The Council of Churches in Zambia (CCZ) will this year celebrate 100 years of its existence.
The organizations has been in existence since 1914 and has evolved with a change in names from the initial General Missionary Conference whose main responsibility was to promote cooperation between the missionary societies in areas such as education, health and religious broadcasting. The name was later changed to the Christian Council of Northern Rhodesia in 1944. At the eve of independence in 1963 there was pressing need for the Council to begin responding to the growing social demands of the local people. Upon independence in 1964 the CCNR changed its name to Christian Council of Zambia serving as an ecumenical organization to strengthen Christian unity and promotion of social justice, peace and development. High on the agenda at that time was the need to create Christian Councils in other parts of the country particularly on the Copper belt, along the line of rail and rural Zambia.
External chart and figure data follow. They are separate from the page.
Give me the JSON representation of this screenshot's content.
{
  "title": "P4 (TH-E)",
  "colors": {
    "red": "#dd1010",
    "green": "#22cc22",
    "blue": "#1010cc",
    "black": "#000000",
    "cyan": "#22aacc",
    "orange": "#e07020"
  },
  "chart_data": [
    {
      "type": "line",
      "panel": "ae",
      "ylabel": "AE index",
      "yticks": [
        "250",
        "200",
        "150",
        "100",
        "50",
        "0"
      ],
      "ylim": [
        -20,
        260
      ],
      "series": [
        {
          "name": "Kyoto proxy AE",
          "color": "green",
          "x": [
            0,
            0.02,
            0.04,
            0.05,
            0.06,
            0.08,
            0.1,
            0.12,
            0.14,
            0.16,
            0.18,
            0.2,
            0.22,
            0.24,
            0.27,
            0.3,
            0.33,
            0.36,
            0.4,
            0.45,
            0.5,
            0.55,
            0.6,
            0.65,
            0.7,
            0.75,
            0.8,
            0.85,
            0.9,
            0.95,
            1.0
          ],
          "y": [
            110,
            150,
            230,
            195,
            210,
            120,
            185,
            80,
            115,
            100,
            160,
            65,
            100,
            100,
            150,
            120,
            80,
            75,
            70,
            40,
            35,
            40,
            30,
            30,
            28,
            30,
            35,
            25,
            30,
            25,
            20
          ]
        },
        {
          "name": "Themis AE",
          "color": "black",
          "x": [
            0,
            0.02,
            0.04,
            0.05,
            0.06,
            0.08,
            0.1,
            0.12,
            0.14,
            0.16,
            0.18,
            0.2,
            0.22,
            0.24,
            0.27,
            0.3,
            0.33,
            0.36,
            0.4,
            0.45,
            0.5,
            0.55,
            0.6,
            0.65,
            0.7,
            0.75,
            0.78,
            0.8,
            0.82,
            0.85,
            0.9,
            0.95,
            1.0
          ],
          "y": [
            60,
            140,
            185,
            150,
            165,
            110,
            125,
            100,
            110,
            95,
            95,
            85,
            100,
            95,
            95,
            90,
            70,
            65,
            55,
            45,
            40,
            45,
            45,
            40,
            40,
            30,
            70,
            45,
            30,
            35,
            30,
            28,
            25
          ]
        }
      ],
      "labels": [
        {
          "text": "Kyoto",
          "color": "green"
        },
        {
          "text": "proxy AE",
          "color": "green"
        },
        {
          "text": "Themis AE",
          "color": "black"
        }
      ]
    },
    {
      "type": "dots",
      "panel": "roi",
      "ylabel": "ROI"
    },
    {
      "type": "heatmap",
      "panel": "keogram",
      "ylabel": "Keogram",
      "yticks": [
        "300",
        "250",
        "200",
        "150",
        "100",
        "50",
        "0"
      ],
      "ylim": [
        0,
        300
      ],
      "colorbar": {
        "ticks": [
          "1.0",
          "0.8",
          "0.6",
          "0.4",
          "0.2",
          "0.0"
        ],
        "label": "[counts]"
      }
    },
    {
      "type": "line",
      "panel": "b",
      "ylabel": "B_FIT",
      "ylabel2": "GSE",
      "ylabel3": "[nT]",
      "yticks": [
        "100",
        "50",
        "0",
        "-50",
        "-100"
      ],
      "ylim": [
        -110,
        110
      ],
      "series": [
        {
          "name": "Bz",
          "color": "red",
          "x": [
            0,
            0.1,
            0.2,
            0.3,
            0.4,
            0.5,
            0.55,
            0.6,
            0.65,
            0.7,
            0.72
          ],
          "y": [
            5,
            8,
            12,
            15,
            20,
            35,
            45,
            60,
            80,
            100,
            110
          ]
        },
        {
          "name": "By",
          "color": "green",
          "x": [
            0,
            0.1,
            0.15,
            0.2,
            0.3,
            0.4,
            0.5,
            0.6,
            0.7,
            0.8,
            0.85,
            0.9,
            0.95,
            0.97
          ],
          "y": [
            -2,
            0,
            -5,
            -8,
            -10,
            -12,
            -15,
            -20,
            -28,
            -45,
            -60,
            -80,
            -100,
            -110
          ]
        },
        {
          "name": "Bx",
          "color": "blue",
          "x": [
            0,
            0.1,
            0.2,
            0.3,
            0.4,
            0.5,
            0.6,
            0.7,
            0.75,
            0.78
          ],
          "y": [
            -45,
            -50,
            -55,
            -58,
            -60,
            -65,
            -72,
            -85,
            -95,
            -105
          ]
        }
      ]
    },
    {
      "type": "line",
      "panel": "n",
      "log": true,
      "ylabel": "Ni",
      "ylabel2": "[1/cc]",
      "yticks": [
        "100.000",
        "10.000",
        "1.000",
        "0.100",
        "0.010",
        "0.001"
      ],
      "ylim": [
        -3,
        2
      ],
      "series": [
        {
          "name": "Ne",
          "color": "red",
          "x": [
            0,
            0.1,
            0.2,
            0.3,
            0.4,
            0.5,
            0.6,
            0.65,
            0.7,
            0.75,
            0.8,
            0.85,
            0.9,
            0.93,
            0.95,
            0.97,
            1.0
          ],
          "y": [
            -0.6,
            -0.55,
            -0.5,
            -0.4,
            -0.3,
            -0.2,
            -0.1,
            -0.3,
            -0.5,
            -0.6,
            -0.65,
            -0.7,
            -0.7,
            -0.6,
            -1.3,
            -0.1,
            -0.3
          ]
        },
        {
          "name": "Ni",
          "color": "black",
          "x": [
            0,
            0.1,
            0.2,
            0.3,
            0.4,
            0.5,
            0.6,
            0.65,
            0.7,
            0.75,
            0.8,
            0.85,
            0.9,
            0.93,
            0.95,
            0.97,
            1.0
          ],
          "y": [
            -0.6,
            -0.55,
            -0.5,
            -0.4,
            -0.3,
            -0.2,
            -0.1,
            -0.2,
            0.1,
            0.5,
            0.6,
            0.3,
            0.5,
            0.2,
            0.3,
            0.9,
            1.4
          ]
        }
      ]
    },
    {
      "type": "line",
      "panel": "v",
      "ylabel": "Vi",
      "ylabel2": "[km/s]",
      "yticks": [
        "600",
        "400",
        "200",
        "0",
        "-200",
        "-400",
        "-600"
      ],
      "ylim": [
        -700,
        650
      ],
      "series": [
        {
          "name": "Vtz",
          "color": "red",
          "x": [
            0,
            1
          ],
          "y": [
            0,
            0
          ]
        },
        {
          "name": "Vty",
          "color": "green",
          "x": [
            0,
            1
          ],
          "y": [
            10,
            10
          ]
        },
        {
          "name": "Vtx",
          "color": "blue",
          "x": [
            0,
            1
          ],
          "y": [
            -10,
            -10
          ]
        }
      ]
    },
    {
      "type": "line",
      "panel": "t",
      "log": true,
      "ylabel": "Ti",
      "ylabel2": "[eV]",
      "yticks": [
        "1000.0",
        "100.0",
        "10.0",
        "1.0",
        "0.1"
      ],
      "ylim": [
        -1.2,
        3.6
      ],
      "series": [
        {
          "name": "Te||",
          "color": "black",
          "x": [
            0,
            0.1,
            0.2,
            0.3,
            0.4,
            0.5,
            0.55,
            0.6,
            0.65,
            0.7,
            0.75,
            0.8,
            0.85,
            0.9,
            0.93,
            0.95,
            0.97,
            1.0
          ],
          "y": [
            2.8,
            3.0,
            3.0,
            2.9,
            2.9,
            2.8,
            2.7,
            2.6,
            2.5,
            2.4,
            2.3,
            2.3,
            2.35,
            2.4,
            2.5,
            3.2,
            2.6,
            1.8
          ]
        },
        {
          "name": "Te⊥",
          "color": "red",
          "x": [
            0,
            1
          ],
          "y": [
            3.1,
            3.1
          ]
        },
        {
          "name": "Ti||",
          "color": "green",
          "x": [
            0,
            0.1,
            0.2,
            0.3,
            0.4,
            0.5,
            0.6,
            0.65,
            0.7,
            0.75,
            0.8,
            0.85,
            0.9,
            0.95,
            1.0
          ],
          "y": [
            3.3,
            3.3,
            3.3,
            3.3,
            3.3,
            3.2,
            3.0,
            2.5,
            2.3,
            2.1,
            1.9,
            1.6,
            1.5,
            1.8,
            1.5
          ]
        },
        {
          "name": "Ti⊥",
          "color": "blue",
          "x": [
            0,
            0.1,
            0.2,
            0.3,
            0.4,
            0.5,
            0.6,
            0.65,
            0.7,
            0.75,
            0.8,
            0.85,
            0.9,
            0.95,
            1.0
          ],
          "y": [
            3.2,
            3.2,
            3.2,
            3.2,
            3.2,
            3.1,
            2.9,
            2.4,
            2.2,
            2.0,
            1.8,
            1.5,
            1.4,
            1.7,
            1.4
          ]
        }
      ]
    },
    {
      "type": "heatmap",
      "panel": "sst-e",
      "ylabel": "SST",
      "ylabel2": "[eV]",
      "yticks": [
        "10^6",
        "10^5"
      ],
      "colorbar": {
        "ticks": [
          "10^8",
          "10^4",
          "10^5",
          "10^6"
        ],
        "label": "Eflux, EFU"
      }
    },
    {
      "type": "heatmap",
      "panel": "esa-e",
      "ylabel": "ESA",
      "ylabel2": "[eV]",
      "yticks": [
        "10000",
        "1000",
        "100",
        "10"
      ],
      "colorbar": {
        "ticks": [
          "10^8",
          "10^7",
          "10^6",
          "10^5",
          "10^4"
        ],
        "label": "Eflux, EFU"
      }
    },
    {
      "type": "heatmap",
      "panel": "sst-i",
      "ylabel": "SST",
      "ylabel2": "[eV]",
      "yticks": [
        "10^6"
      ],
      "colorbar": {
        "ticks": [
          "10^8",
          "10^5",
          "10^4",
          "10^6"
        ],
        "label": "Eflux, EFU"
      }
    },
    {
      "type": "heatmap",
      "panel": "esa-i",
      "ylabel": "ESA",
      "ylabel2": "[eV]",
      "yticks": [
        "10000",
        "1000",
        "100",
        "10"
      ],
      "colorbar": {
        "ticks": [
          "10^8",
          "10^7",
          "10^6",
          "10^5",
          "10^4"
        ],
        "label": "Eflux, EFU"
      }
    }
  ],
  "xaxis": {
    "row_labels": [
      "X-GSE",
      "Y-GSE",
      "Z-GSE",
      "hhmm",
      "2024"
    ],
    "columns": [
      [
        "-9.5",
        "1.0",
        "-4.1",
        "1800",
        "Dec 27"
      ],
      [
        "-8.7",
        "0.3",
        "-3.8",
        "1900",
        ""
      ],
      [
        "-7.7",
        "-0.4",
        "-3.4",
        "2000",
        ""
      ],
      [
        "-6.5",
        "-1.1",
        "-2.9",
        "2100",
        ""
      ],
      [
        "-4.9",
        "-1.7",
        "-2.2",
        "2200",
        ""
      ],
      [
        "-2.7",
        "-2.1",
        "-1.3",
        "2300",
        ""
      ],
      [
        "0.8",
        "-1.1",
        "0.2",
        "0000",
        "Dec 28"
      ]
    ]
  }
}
In achieving its goals, the CCZ devised a vision aimed at responding to the immediate challenges of a newly independent nation.
Over the years, through this vision, the Council’s scope of work began to expand with critical areas of concern such as education, youth development and women’s issues taking centre stage. Membership currently stands at 22 protestant and orthodox churches. Collectively, these churches command a considerable religious following in the country. In addition to these, the Council also enjoys the support of 19 affiliate organizations.